Jess, une fille que j’avais en amie sur facebook et aussi sur insta pour je ne sais pas vraiment quelle raison. Mais elle m’a écrit. Et je pense que fortuitement j’ai fait une des rencontres les plus déterminantes de ma vie. Elle est maman d’un grand Lucas de 7 ans, autiste, et d’un petit James qui va avoir 3 ans et qui ne parle pas. C’est une maman courage, tatouage, gros mots et qui poussent les murs. On commence à se parler, et outre le fait qu’on soit des soeurs jumelles de deux mères différentes, elle m’explique son parcours du combattant. Je comprends que je vais vraiment devoir me battre pour Aurore.

Jess parle de moi à son médecin, à sa propre orthophoniste qu’elle a mis 9 mois à avoir pour James. Et très rapidement j’ai une ordonnance. L’ortho sur Paris m’appelle et je lui explique que je n’habite plus à Paris, elle me propose un rendez vous juste avant mon train pour rentrer en Savoie : un miracle.

Sans jess je n’aurais jamais eu d’ordonnance, de bilan ortho, et mon train haha. Merci.

Alice et sa soeur Jennifer, Alice c’est une maman que je suis et qui me suit depuis un bail sur insta. Et qui m’a partagé les difficultés de sa soeur avec son fils, et de ce fait le nom et numéro d’une neuro psychiatre qui a des dispo. J’appelle : rdv pris, d’avril 2019 pour le 1er juin 2019. Sans insta, sans alice, sans jennifer je n’aurais jamais eu ce numéro. Merci.

Alors ce choix d’insta, a juste changé la vie d’aurore, et la mienne. Amen. J’y ai trouvé des solutions, une amitié, et de la bienveillance.

Le Centre médico psychiatrique de Thonon les bains : Haut Potentiel

Pour faire passer une évaluation à Aurore : 1 an à 2 ans d’attente. Rien que ça. On fait quoi en attendant ? Ah ils nous envoient une liste de libéraux. Aucun ne nous a donné de retour, et encore moins de rdv.

La personne au téléphone, après avoir parlé avec nous, nous a dit qu’elle pensait plutôt à du Haut Potentiel concernant Aurore.

Conclusion : dans le parcours normal, passer par un médecin, le centre, je n’aurais toujours pas de rdv. C’est seulement grâce à insta et à ces 3 personnes que ça a bougé véritablement. Alors passez par des chemins moins conventionnels.

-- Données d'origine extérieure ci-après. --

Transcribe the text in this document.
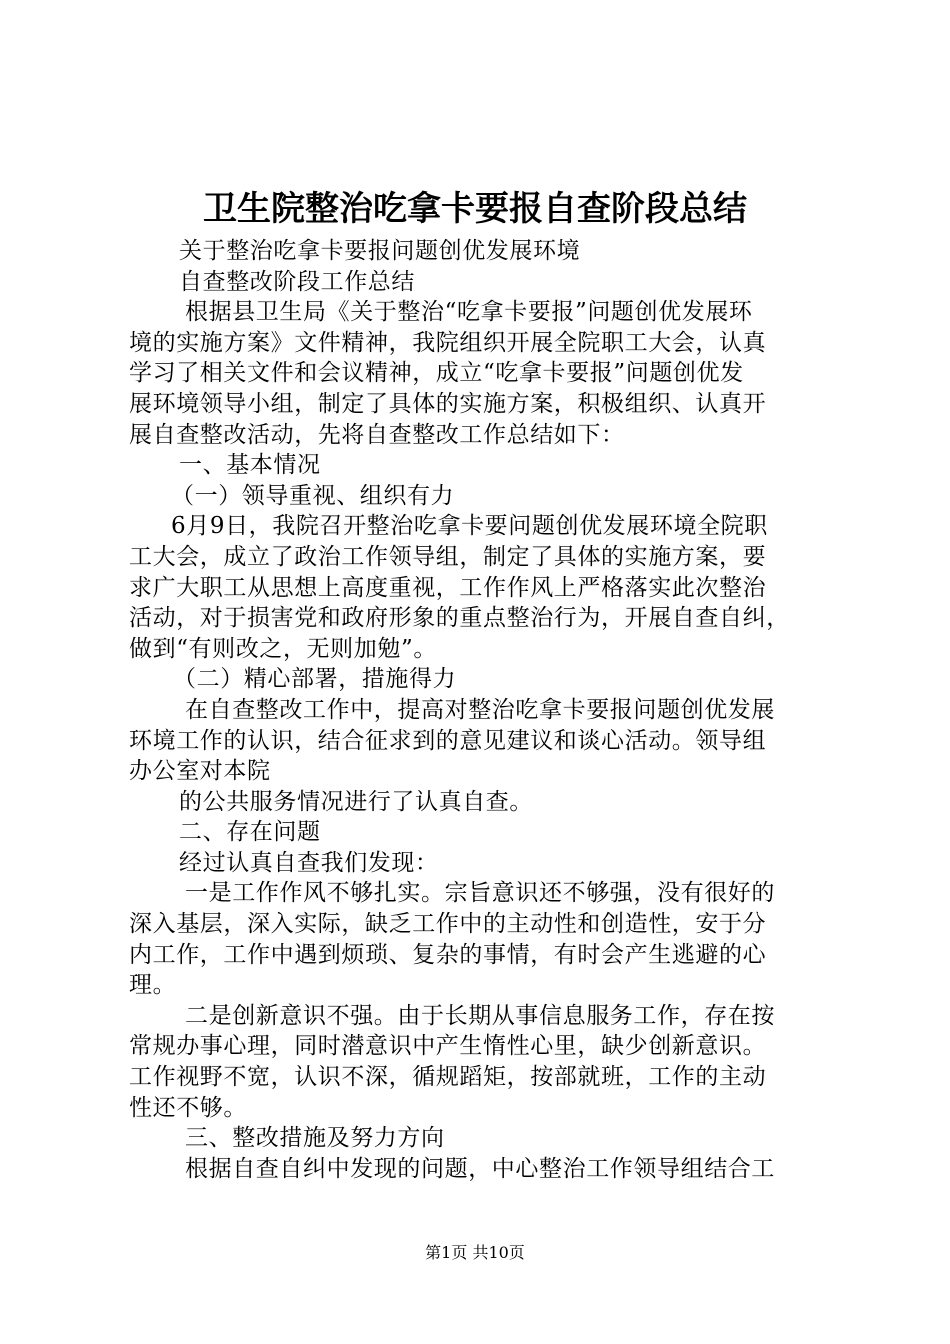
卫生院整治吃拿卡要报自查阶段总结
关于整治吃拿卡要报问题创优发展环境
自查整改阶段工作总结
根据县卫生局《关于整治“吃拿卡要报”问题创优发展环
境的实施方案》文件精神，我院组织开展全院职工大会，认真
学习了相关文件和会议精神，成立“吃拿卡要报”问题创优发
展环境领导小组，制定了具体的实施方案，积极组织、认真开
展自查整改活动，先将自查整改工作总结如下：
一、基本情况
（一）领导重视、组织有力
6月9日，我院召开整治吃拿卡要问题创优发展环境全院职
工大会，成立了政治工作领导组，制定了具体的实施方案，要
求广大职工从思想上高度重视，工作作风上严格落实此次整治
活动，对于损害党和政府形象的重点整治行为，开展自查自纠，
做到“有则改之，无则加勉”。
（二）精心部署，措施得力
在自查整改工作中，提高对整治吃拿卡要报问题创优发展
环境工作的认识，结合征求到的意见建议和谈心活动。领导组
办公室对本院
的公共服务情况进行了认真自查。
二、存在问题
经过认真自查我们发现：
一是工作作风不够扎实。宗旨意识还不够强，没有很好的
深入基层，深入实际，缺乏工作中的主动性和创造性，安于分
内工作，工作中遇到烦琐、复杂的事情，有时会产生逃避的心
理。
二是创新意识不强。由于长期从事信息服务工作，存在按
常规办事心理，同时潜意识中产生惰性心里，缺少创新意识。
工作视野不宽，认识不深，循规蹈矩，按部就班，工作的主动
性还不够。
三、整改措施及努力方向
根据自查自纠中发现的问题，中心整治工作领导组结合工
第1页 共10页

L’ORTHOPHONISTE : SAINTE LUCIE

Nous avons fait le bilan avec Aurore et Lucie. Aurore était fatiguée et pas forcément participative. Ce qui est bien : elle a vu une vraie facette d’Aurore. Elle m’a posé beaucoup de questions, j’avais déjà répondu à un questionnaire très long par mail auparavant. Elle a fait beaucoup de jeux différents avec Aurore. Aurore a refusé beaucoup de choses.

La conclusion : PAS d’autisme. Je ne m’étais pas emballée. Je ne savais pas si c’était ça ou pas. Je n’ai pas lu sur le sujet car je ne voulais pas influencer mes pensées. Alors j’ai attendu l’avis d’une personne qualifiée.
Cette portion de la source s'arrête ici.